JEKLYY ISLAND, Ga. (WSAV) — Hundreds have already signed up to take a cold-stunned plunge into the chilly Atlantic on Jekyll this Saturday. The plunge is in support of sea turtles but there is plenty of room for more.

The second annual Cold-Stunned Plunge is a fundraising event that supports the work of the Jekyll Island Authority Georgia Sea Turtle Center on behalf of the Jekyll Island Foundation.

The cold-stunned plunge gives participants the opportunity to feel a greater connection to the work and mission of the Georgia Sea Turtle Center and to the purpose of protecting sea turtles in our oceans.

During the winter, many sea turtles get caught in hypothermic water temperatures that are below 50 degrees and the event not only allows participants to experience what turtles feels as they plunge into frigid waters, donations raised from the event will assist with their cold-stun rehabilitation and recovery.

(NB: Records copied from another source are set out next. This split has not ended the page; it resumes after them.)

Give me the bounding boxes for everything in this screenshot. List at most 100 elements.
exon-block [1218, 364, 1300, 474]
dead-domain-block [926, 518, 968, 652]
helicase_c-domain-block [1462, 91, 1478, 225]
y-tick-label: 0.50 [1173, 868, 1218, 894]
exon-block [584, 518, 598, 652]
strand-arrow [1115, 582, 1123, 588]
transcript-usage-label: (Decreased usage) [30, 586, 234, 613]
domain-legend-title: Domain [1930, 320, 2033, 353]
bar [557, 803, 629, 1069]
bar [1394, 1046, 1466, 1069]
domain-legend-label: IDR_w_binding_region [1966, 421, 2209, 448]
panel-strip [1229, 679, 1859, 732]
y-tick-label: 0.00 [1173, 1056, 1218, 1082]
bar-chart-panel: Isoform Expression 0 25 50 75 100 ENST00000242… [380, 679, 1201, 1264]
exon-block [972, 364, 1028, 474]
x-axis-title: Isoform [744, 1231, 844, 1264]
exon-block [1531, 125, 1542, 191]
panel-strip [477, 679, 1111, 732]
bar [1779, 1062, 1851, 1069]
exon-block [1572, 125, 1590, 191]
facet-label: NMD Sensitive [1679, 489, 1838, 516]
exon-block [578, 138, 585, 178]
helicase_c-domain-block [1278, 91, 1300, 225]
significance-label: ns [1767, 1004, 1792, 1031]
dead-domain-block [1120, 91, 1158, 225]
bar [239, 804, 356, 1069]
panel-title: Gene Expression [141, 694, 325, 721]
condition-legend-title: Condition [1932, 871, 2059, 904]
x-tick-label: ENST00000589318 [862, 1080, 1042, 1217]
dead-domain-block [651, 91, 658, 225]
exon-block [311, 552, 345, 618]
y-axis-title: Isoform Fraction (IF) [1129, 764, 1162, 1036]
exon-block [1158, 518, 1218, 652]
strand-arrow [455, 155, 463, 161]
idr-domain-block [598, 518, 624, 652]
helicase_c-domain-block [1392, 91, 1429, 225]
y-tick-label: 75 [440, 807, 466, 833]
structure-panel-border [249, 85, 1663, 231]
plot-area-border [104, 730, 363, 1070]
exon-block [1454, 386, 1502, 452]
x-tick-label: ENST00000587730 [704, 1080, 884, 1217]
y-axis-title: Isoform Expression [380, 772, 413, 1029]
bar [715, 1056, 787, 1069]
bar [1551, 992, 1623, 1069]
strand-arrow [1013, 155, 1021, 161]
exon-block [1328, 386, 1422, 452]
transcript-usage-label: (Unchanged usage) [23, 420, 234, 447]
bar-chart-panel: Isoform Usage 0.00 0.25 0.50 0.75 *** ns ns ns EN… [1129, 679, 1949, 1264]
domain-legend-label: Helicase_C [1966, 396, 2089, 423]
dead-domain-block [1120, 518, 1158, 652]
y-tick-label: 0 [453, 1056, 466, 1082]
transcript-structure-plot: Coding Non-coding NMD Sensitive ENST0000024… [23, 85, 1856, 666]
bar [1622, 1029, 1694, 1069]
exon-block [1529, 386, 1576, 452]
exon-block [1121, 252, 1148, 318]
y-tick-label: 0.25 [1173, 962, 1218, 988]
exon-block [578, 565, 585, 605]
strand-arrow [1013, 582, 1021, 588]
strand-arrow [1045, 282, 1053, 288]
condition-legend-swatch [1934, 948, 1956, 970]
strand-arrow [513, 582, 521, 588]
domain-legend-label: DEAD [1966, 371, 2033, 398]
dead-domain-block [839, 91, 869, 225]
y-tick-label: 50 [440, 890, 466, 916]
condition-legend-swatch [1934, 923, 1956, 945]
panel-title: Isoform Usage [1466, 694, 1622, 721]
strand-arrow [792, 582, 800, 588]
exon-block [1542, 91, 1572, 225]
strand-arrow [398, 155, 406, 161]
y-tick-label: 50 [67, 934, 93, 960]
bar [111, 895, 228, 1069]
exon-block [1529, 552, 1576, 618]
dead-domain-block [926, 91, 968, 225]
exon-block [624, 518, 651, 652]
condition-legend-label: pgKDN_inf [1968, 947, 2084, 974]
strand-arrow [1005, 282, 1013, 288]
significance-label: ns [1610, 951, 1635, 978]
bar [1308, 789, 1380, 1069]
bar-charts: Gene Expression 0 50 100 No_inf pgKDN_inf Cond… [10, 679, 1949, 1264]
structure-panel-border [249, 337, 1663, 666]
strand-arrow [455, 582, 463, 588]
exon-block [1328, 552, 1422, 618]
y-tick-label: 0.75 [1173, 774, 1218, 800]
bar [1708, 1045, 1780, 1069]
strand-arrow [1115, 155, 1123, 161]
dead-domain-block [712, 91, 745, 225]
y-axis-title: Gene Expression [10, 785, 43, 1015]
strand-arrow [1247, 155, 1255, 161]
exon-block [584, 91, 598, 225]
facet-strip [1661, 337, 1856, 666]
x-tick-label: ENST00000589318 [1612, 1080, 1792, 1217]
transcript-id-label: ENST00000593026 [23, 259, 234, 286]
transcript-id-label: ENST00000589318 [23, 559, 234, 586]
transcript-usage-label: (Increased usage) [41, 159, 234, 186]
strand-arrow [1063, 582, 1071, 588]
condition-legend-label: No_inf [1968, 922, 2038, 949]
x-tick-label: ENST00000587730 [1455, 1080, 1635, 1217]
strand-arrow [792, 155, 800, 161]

“In a drastic drop like that, it’s called cold stunning, or the reptile version of hypothermia,” said Rachel Overmeyer, Rehabilitation Program Manager at the Georgia Sea Turtle Center. “The same thing for humans, like when they get too cold quickly all of their heat moves to the center of their body to keep their vital organs functioning.”

The Georgia Department of Natural Resources typically get cold stunned sea turtles every year from Georgia and North Florida areas.

“Initially, depending on where they’re coming from, if they’re from Georgia or Florida, the most important thing is to know their body temperature, and then we want to gently raise their body temperature,” Overmeyer said.

She continued, “If we raise it too quick, it can create a lot of physiological changes, like in their blood, and cause them to be even sicker, so you know, cause them a lot of stress and shock.  So, we usually raise their temperature 5 degrees per day, that’s the most important thing.  Then we’ll also so supportive care, so blood work, radiographs, diagnostics, wound management if there’s any wounds.”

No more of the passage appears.